I stumbled upon great public transportation blogger, M1EK's blog about automobile drivers paying for new roads and road improvements. Exactly how are we collecting money to pay for new roads in the ever-urbanizing city limits of Austin? There was a national study on Streetsblog, which I didn't bother to read. I'm more interested in an analysis of where our road money comes from within the city limits of Austin.
Someone break that shit down for us.
My first attempt at posting failed to show up - either because I had cookies off or because of moderation or whatever. Basically, browse my "Funding of Transportation" category for most of this stuff - the summary is that urban drivers get screwed, urban non-drivers get really screwed, and suburban drivers get delicious candy.
If you read that category "Funding of Transportation", you'll eventually get all of it, but basically:
Anything with a route shield on it: mostly gas taxes, but a healthy chunk of sales/property taxes from Austin and Travis County bonds.
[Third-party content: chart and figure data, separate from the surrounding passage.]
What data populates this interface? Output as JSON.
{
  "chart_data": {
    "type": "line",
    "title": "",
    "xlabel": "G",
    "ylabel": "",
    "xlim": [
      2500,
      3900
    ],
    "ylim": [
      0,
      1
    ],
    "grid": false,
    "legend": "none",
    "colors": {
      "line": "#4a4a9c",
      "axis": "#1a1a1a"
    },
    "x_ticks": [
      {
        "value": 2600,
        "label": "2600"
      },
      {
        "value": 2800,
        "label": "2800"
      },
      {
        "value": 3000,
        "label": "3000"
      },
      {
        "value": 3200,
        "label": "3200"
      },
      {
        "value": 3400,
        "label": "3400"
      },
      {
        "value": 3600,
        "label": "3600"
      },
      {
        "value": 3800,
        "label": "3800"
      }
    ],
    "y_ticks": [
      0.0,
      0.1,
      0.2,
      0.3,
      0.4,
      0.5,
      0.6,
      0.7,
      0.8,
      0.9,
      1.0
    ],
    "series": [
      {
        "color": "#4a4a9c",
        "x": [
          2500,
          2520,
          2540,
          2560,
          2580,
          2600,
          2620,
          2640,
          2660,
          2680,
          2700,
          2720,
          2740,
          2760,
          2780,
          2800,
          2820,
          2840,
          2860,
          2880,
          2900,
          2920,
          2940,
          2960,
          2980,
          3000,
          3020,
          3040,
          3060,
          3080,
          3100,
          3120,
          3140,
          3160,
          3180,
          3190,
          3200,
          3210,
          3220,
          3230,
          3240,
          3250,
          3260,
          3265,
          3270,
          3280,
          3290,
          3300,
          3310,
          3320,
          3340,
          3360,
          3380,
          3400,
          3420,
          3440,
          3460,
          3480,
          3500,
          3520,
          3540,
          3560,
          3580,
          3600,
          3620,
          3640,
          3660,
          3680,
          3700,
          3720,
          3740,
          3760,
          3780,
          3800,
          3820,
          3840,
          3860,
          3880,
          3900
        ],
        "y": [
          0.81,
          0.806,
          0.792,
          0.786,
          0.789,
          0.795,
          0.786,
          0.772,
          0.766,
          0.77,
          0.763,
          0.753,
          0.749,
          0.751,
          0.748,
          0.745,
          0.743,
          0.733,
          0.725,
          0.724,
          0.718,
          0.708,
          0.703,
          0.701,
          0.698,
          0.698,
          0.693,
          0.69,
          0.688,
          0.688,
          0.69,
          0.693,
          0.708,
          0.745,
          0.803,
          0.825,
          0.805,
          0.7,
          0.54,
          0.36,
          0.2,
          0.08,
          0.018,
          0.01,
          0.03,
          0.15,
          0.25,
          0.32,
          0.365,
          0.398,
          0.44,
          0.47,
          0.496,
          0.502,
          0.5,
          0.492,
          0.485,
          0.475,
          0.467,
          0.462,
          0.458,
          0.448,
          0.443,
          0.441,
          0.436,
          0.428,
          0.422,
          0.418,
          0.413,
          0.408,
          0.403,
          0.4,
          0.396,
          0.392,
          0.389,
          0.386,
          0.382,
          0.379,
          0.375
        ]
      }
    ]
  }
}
Anything without a route shield on it (which for Austin is MOST of our major arterial roadways): Property/sales taxes only.
County roads (with/without numbers): Travis County dollars - mostly property taxes (levied on Austin residents at the same rate even though we also need to pay for our own major roads).
CAMPO distributes a chunk of federal gas taxes, of which nearly all goes right back into state highways (route shields only); a tiny amount gets spent on bike/ped projects (tiny compared to the monies mentioned above).
Summary: Urban drivers get screwed. Urban non-drivers get screwed worse. Suburban drivers get the delicious subsidy pie.